In a second part of the study, we therefore examined the repeatability of the TCD-CO2 test. Here we found that on repeated measurements in the same patient and probe position without the use of an USCA, the differences showed a similarly wide distribution (2 SDs, ±20.0%). We thus were able to show that the TCD-CO2 test without an USCA has a relatively poor reproducibility, thus explaining the wide spread of the differences in the comparison between the tests with and without the contrast medium. However, variation fell significantly after an infusion of Levovist (2 SDs, ±8.2%), thus indicating a better reproducibility of the test results. In our opinion, even with an apparently good temporal window, the use of an USCA produces a more stable Doppler signal and improves the reproducibility of the measurements.
In the second part of our study, there was a slight but
significant difference in the repeated measurements, indicating a
systematic error. This may in part be explained by the short interval
of 15 minutes between the 2 measurements. If the second
TCD-CO2 test is repeated too quickly, the flow
of the MCA may in some cases not have returned to normal. We therefore
recommend choosing an interval of
15 minutes before repeating the
TCD-CO2 test twice in the same
patient.
Our results show that the use of an USCA in the TCD-CO2 test does not produce substantial systematic differences compared with examination without an echo-enhancing contrast agent. Because the performance of the test without the contrast medium does not provide reliable results in subjects with poor penetration of the temporal bone window, a corresponding comparison of the tests is not possible in such subjects. Nevertheless, it can be assumed that in patients with an inadequate temporal window, the VMR can be determined more reliably using a contrast agent. Alternative and more invasive methods, such as xenon-enhanced computed tomography or positron emission tomography,17 18 19 are not necessary.

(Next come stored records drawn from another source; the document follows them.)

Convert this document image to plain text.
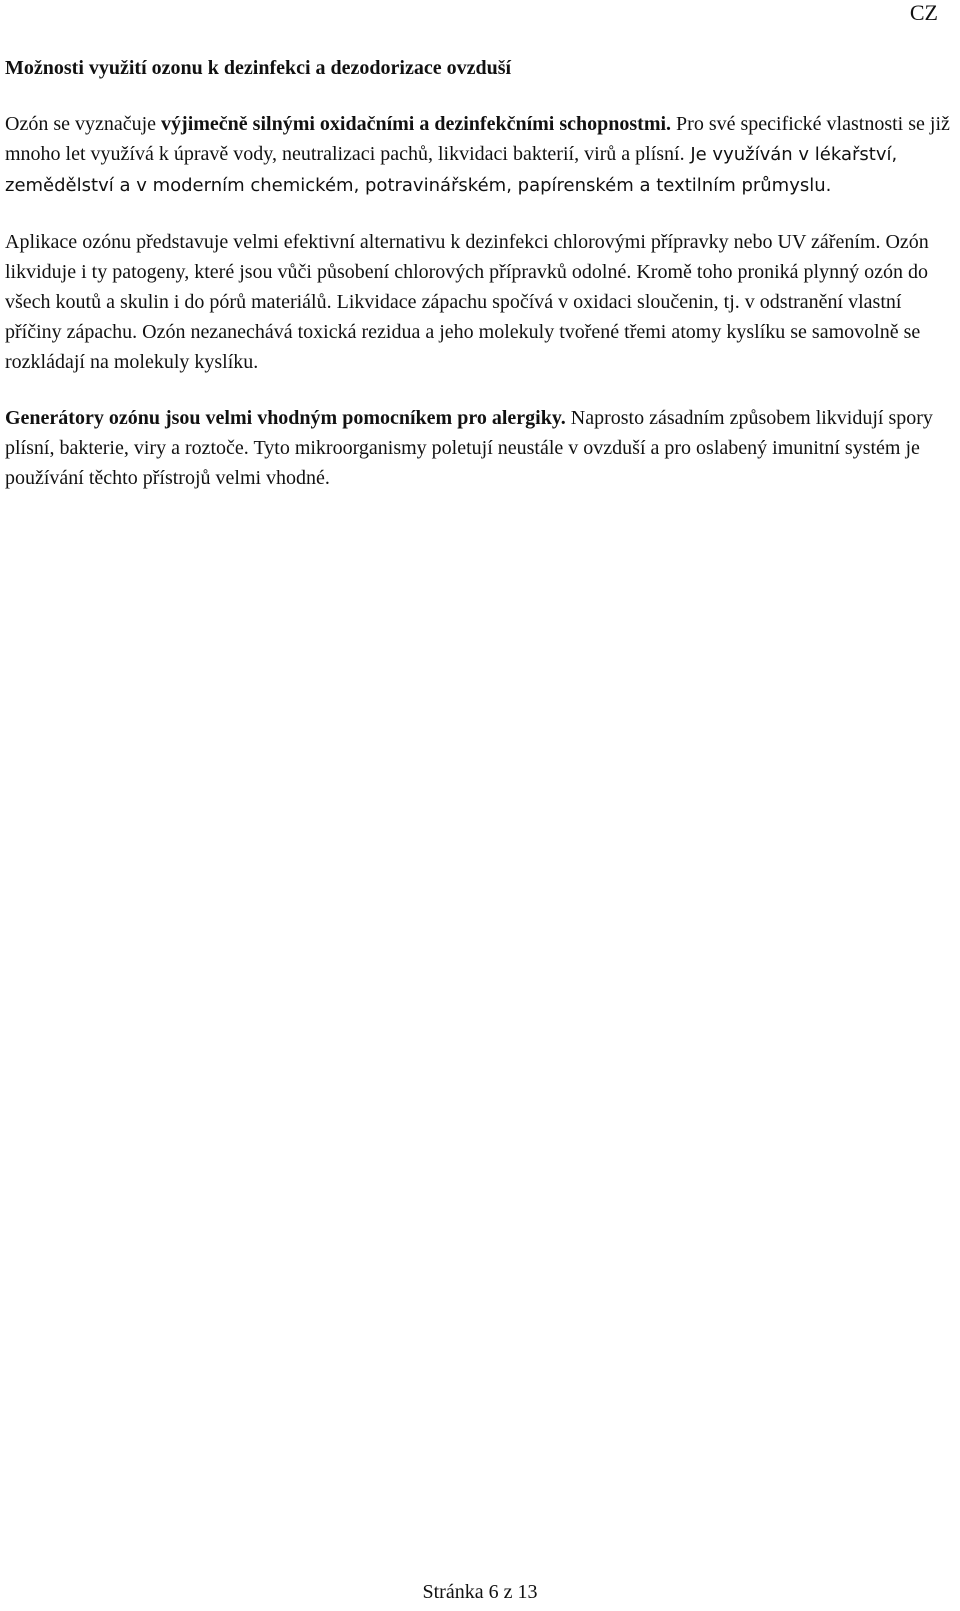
CZ
Možnosti využití ozonu k dezinfekci a dezodorizace ovzduší

Ozón se vyznačuje výjimečně silnými oxidačními a dezinfekčními schopnostmi. Pro své specifické vlastnosti se již mnoho let využívá k úpravě vody, neutralizaci pachů, likvidaci bakterií, virů a plísní. Je využíván v lékařství, zemědělství a v moderním chemickém, potravinářském, papírenském a textilním průmyslu.

Aplikace ozónu představuje velmi efektivní alternativu k dezinfekci chlorovými přípravky nebo UV zářením. Ozón likviduje i ty patogeny, které jsou vůči působení chlorových přípravků odolné. Kromě toho proniká plynný ozón do všech koutů a skulin i do pórů materiálů. Likvidace zápachu spočívá v oxidaci sloučenin, tj. v odstranění vlastní příčiny zápachu. Ozón nezanechává toxická rezidua a jeho molekuly tvořené třemi atomy kyslíku se samovolně se rozkládají na molekuly kyslíku.

Generátory ozónu jsou velmi vhodným pomocníkem pro alergiky. Naprosto zásadním způsobem likvidují spory plísní, bakterie, viry a roztoče. Tyto mikroorganismy poletují neustále v ovzduší a pro oslabený imunitní systém je používání těchto přístrojů velmi vhodné.

Stránka 6 z 13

However, the results also show that even with an apparently good temporal window, the repeatability, and thus the diagnostic reliability, of the TCD-CO2 test is significantly improved when the test is performed with the continuous administration of an USCA. We therefore recommend, particularly in cases of pathological or borderline findings, repeating the test with an USCA to be able to make an unambiguous and reliable diagnostic statement.
The TCD-CO2 test provides important information about patients with steno-occlusive disease of the cerebral arteries, although the studies to date that have investigated impaired VMR as an indication for cerebrovascular surgery have not been able to provide definitive results as to the indication for surgery. After the EC-IC Bypass Study in 1985,20 the use of extracranial-intracranial bypass surgery for occlusion of the ICA has been highly controversial.21 22 A number of studies have shown that patients with an exhausted VMR are at an increased risk of cerebral ischemia.23 24 25 26 After extracranial-intracranial bypass surgery, the previously impaired cerebrovascular and oxygen metabolic reserve is normalized.27 28 Thus, determination of the VMR may help in identifying those patients most likely to profit from extracranial-intracranial bypass surgery.29 30 In patients with asymptomatic stenosis of the ICA, Gur et al31 were able to show that an impaired VMR is associated with a high risk of cerebral ischemia. Nevertheless, the use of VMR in the selection of patients for carotid endarterectomy needs to be studied.
The results of our study show that the TCD-CO2 test can be improved by the use of an USCA. This provides a more objective test method for risk assessment in patients with steno-occlusive disease of the ICA, especially in patients with poor penetration of the temporal bone window.
Received October 10, 2000; revision received January 12, 2001; accepted February 12, 2001.